Plots a sieve diagram for a pair of attributes.
- Examples (ExampleTable)
Input data set.
A sieve diagram is a graphical method for visualizing the frequencies in a two-way contingency table and comparing them to the expected frequencies under assumtion of independence. The sieve diagram was proposed by Riedwyl and Schüpbach in a technical report in 1983 and later called a parquet diagram ([Riedwy1994]). In this display the area of each rectangle is proportional to expected frequency and observed frequency is shown by the number of squares in each rectangle. The difference between observed and expected frequency (proportional to standard Pearson residual) appears as the density of shading, using color to indicate whether the deviation from independence is positive (blue) or negative (red).

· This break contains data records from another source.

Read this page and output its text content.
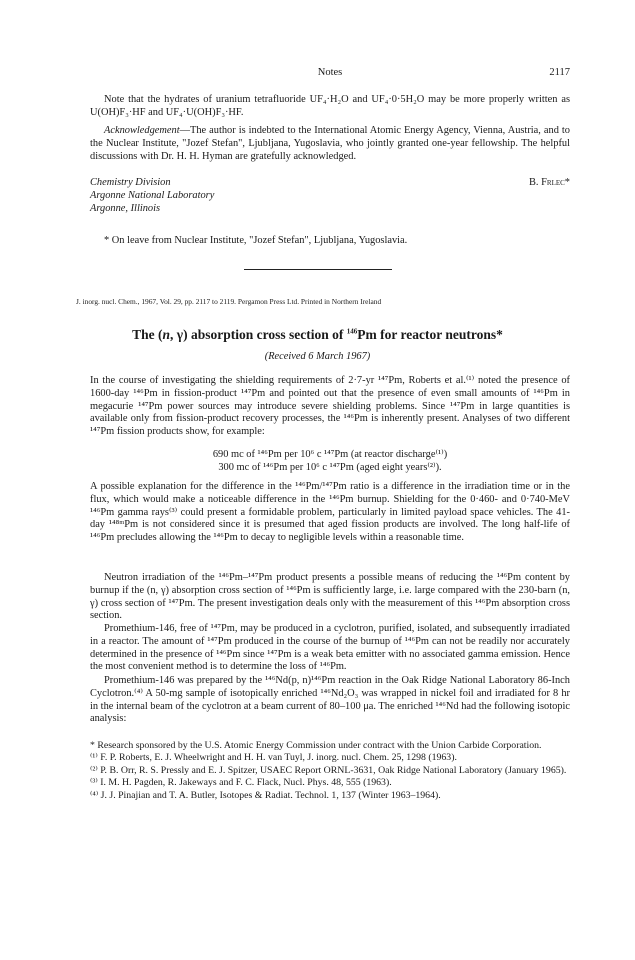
Notes	2117

Note that the hydrates of uranium tetrafluoride UF₄·H₂O and UF₄·0·5H₂O may be more properly written as U(OH)F₃·HF and UF₄·U(OH)F₃·HF.

Acknowledgement—The author is indebted to the International Atomic Energy Agency, Vienna, Austria, and to the Nuclear Institute, "Jozef Stefan", Ljubljana, Yugoslavia, who jointly granted one-year fellowship. The helpful discussions with Dr. H. H. Hyman are gratefully acknowledged.

Chemistry Division	B. Frlec*
Argonne National Laboratory
Argonne, Illinois

* On leave from Nuclear Institute, "Jozef Stefan", Ljubljana, Yugoslavia.

J. inorg. nucl. Chem., 1967, Vol. 29, pp. 2117 to 2119. Pergamon Press Ltd. Printed in Northern Ireland
The (n, γ) absorption cross section of $^{146}$Pm for reactor neutrons*
(Received 6 March 1967)

In the course of investigating the shielding requirements of 2·7-yr ¹⁴⁷Pm, Roberts et al.⁽¹⁾ noted the presence of 1600-day ¹⁴⁶Pm in fission-product ¹⁴⁷Pm and pointed out that the presence of even small amounts of ¹⁴⁶Pm in megacurie ¹⁴⁷Pm power sources may introduce severe shielding problems. Since ¹⁴⁷Pm in large quantities is available only from fission-product recovery processes, the ¹⁴⁶Pm is inherently present. Analyses of two different ¹⁴⁷Pm fission products show, for example:

690 mc of ¹⁴⁶Pm per 10⁶ c ¹⁴⁷Pm (at reactor discharge⁽¹⁾)
300 mc of ¹⁴⁶Pm per 10⁶ c ¹⁴⁷Pm (aged eight years⁽²⁾).

A possible explanation for the difference in the ¹⁴⁶Pm/¹⁴⁷Pm ratio is a difference in the irradiation time or in the flux, which would make a noticeable difference in the ¹⁴⁶Pm burnup. Shielding for the 0·460- and 0·740-MeV ¹⁴⁶Pm gamma rays⁽³⁾ could present a formidable problem, particularly in limited payload space vehicles. The 41-day ¹⁴⁸ᵐPm is not considered since it is presumed that aged fission products are involved. The long half-life of ¹⁴⁶Pm precludes allowing the ¹⁴⁶Pm to decay to negligible levels within a reasonable time.

Neutron irradiation of the ¹⁴⁶Pm–¹⁴⁷Pm product presents a possible means of reducing the ¹⁴⁶Pm content by burnup if the (n, γ) absorption cross section of ¹⁴⁶Pm is sufficiently large, i.e. large compared with the 230-barn (n, γ) cross section of ¹⁴⁷Pm. The present investigation deals only with the measurement of this ¹⁴⁶Pm absorption cross section.

Promethium-146, free of ¹⁴⁷Pm, may be produced in a cyclotron, purified, isolated, and subsequently irradiated in a reactor. The amount of ¹⁴⁷Pm produced in the course of the burnup of ¹⁴⁶Pm can not be readily nor accurately determined in the presence of ¹⁴⁶Pm since ¹⁴⁷Pm is a weak beta emitter with no associated gamma emission. Hence the most convenient method is to determine the loss of ¹⁴⁶Pm.

Promethium-146 was prepared by the ¹⁴⁶Nd(p, n)¹⁴⁶Pm reaction in the Oak Ridge National Laboratory 86-Inch Cyclotron.⁽⁴⁾ A 50-mg sample of isotopically enriched ¹⁴⁶Nd₂O₃ was wrapped in nickel foil and irradiated for 8 hr in the internal beam of the cyclotron at a beam current of 80–100 μa. The enriched ¹⁴⁶Nd had the following isotopic analysis:

* Research sponsored by the U.S. Atomic Energy Commission under contract with the Union Carbide Corporation.

⁽¹⁾ F. P. Roberts, E. J. Wheelwright and H. H. van Tuyl, J. inorg. nucl. Chem. 25, 1298 (1963).

⁽²⁾ P. B. Orr, R. S. Pressly and E. J. Spitzer, USAEC Report ORNL-3631, Oak Ridge National Laboratory (January 1965).

⁽³⁾ I. M. H. Pagden, R. Jakeways and F. C. Flack, Nucl. Phys. 48, 555 (1963).

⁽⁴⁾ J. J. Pinajian and T. A. Butler, Isotopes & Radiat. Technol. 1, 137 (Winter 1963–1964).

The snapshot below shows a sieve diagram for Titanic data set and attributes sex and survived (the later is actually a class attribute in this data set). The plot shows that the two variables are highly associated, as there are substantial differences between observed and expected frequencies in all of the four quadrants. For example and as highlighted in a balloon, the chance for not surviving the accident was for female passengers much lower than expected (0.05 vs. 0.14).
Orange can help to identify pairs of attributes with interesting associations. Such attribute pairs are upon request (Calculate Chi Squares) listed in Interesting attribute pair. As it turns out, the most interesting attribute pair in Titanic data set is indeed the one we show in the above snapshot. For a contrast, the sieve diagram of the least interesting pair (age vs. survival) is shown below.